The email came “out of the blue,” soon followed by a letter, both announcing Clark as one of the top 150 community colleges in the country.
President Bob Knight said he was “pleasantly surprised” with the the unexpected news granting Clark eligibility for a national honor garnished with a $1 million award.
In a Jan. 26 press release, the Aspen Institute named 150 colleges as finalists for the 2017 biennial Aspen Prize for Community College Excellence. Colleges are judged on “student success in persistence, completion and transfer, consistent improvement in outcomes over time, and equity in outcomes for students of all racial/ethnic and socioeconomic backgrounds.”
Aimed at improving policies and leadership at higher education institutions, Aspen created the College Excellence Program to increase positive student outcomes. As part of the program, the Aspen Prize came out of the White House in 2010 to inspire and boost competition between over 1000 community colleges.
Clark’s placement on the top 150 list is only the first stage of the competition. Institutions were invited to submit an application for the second stage, illustrating what their school has done to achieve and improve their student success rates.
Instead of automatically submitting an application, Knight and college leadership talked with past Washington state Aspen finalists to determine if moving forward would be worthwhile.

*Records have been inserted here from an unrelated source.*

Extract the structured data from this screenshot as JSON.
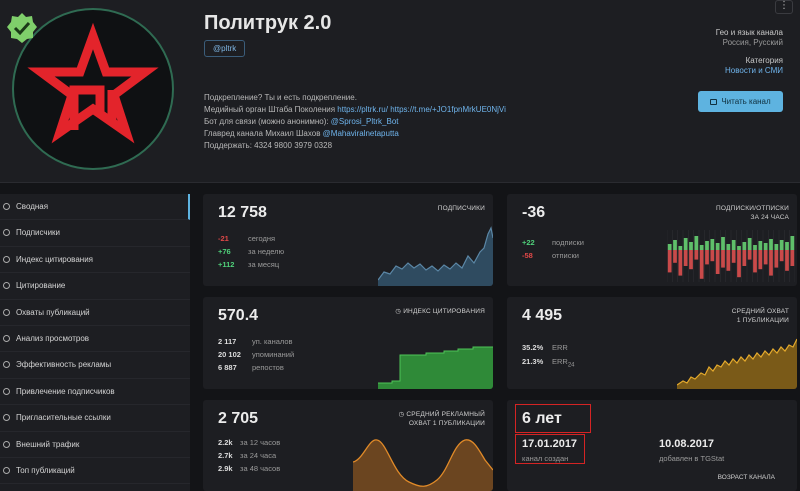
{
  "header": {
    "title": "Политрук 2.0",
    "handle": "@pltrk",
    "menu_glyph": "⋮",
    "desc": {
      "line1": "Подкрепление? Ты и есть подкрепление.",
      "line2_prefix": "Медийный орган Штаба Поколения ",
      "line2_link1": "https://pltrk.ru/",
      "line2_link2": "https://t.me/+JO1fpnMrkUE0NjVi",
      "line3_prefix": "Бот для связи (можно анонимно): ",
      "line3_link": "@Sprosi_Pltrk_Bot",
      "line4_prefix": "Главред канала Михаил Шахов ",
      "line4_link": "@Mahaviralnetaputta",
      "line5": "Поддержать: 4324 9800 3979 0328"
    },
    "geo_label": "Гео и язык канала",
    "geo_value": "Россия, Русский",
    "category_label": "Категория",
    "category_value": "Новости и СМИ",
    "read_button": "Читать канал"
  },
  "sidebar": {
    "items": [
      {
        "label": "Сводная",
        "active": true
      },
      {
        "label": "Подписчики"
      },
      {
        "label": "Индекс цитирования"
      },
      {
        "label": "Цитирование"
      },
      {
        "label": "Охваты публикаций"
      },
      {
        "label": "Анализ просмотров"
      },
      {
        "label": "Эффективность рекламы"
      },
      {
        "label": "Привлечение подписчиков"
      },
      {
        "label": "Пригласительные ссылки"
      },
      {
        "label": "Внешний трафик"
      },
      {
        "label": "Топ публикаций"
      }
    ]
  },
  "cards": {
    "subscribers": {
      "value": "12 758",
      "label": "ПОДПИСЧИКИ",
      "rows": [
        {
          "n": "-21",
          "t": "сегодня"
        },
        {
          "n": "+76",
          "t": "за неделю"
        },
        {
          "n": "+112",
          "t": "за месяц"
        }
      ]
    },
    "net": {
      "value": "-36",
      "label1": "ПОДПИСКИ/ОТПИСКИ",
      "label2": "ЗА 24 ЧАСА",
      "rows": [
        {
          "n": "+22",
          "t": "подписки"
        },
        {
          "n": "-58",
          "t": "отписки"
        }
      ]
    },
    "citation": {
      "value": "570.4",
      "label": "ИНДЕКС ЦИТИРОВАНИЯ",
      "rows": [
        {
          "n": "2 117",
          "t": "уп. каналов"
        },
        {
          "n": "20 102",
          "t": "упоминаний"
        },
        {
          "n": "6 887",
          "t": "репостов"
        }
      ]
    },
    "reach": {
      "value": "4 495",
      "label1": "СРЕДНИЙ ОХВАТ",
      "label2": "1 ПУБЛИКАЦИИ",
      "rows": [
        {
          "n": "35.2%",
          "t": "ERR",
          "sub": ""
        },
        {
          "n": "21.3%",
          "t": "ERR",
          "sub": "24"
        }
      ]
    },
    "adreach": {
      "value": "2 705",
      "label1": "СРЕДНИЙ РЕКЛАМНЫЙ",
      "label2": "ОХВАТ 1 ПУБЛИКАЦИИ",
      "rows": [
        {
          "n": "2.2k",
          "t": "за 12 часов"
        },
        {
          "n": "2.7k",
          "t": "за 24 часа"
        },
        {
          "n": "2.9k",
          "t": "за 48 часов"
        }
      ]
    },
    "age": {
      "value": "6 лет",
      "created_date": "17.01.2017",
      "created_label": "канал создан",
      "added_date": "10.08.2017",
      "added_label": "добавлен в TGStat",
      "label": "ВОЗРАСТ КАНАЛА"
    }
  },
  "colors": {
    "accent": "#5eb3e0",
    "positive": "#4fd07a",
    "negative": "#e04848",
    "subscribers_chart": "#5b87a6",
    "citation_chart": "#3aa244",
    "reach_chart": "#e3a92c",
    "adreach_chart": "#e08a28",
    "highlight_box": "#d42424"
  },
  "icons": {
    "verified": "verified-badge-icon",
    "menu": "kebab-menu-icon",
    "read": "read-channel-icon",
    "citation": "citation-index-icon",
    "adreach": "ad-reach-icon"
  }
}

“We didn’t want to blindly go into this and spend a lot of effort, and not have it be worth it,” Knight said. “But it’s going to be worth it.”
Aspen will narrow down all stage-two applicants to ten finalists, from which the grand prize winner will be selected.
Knight said he doesn’t expect Clark to make the top ten in its first year of the competition. “It’s kind of like beauty pageants, where the contestants will typically apply a few times,” Knight said “They learn from the first process, and they get better as they go.”
Knight attributes part of Clark’s success to its Running Start program, the largest in the state.
Clark alumni Sarah Burpee said she benefited from Clark’s Running Start program, which enabled her to graduate from high school and college at the same time.
“I will always praise Clark’s running start program,” she said. “I got two years of college for almost nothing, and I get to graduate with my BA early because of it. I hope more people are willing to look into the program because of the award.”
Running Start student Freyja Rostad is looking to become a nurse, and said she would not be as confident and accomplished today if it weren’t for the program.
“During my CNA course, I met a girl who said without Running Start, she wouldn’t be here,” Rostad said. “And she was working to provide for her siblings. It fills me with a sense of wonder because I think everyone deserves an education, and with this program, this girl became one of the best CNAs I know.”
While Knight said the national recognition validates the hard work of Clark’s employees and what the school strives to achieve, he said he sees room for a lot of improvement, specifically among student retention rates.
Allison Mullis began her college career as an undecided major at Clark, but following a loss of passion, she put her schooling on hold to work full-time.
“I don’t plan to return to school anytime soon because there’s no spark or interest to do so,” she said. Mullis would like to see Clark adopt some events to help students explore career pathways and meet professionals working in different areas of expertise.
Knight hopes to require the introductory course College 101 for transfer students. Knight said the class is required at schools across the country and prepares students for college by showing them how to find what they need to be successful.
An educational and policy studies organization based in Washington D.C., Aspen Institute’s mission “is to foster leadership based on enduring values and to provide a nonpartisan venue for dealing with critical issues,” according to its website.
This is the first year Clark has been named in the top 150. Student retention and graduation rates were analyzed, with emphasis on performance, changes over time and equity, especially among underrepresented minorities and those of lower socioeconomic status.
“We want to continually improve, and we have a long ways to go, but the fact that we’re one of the top 150 is a nice recognition, and we’re very happy to hear about that,” Knight said.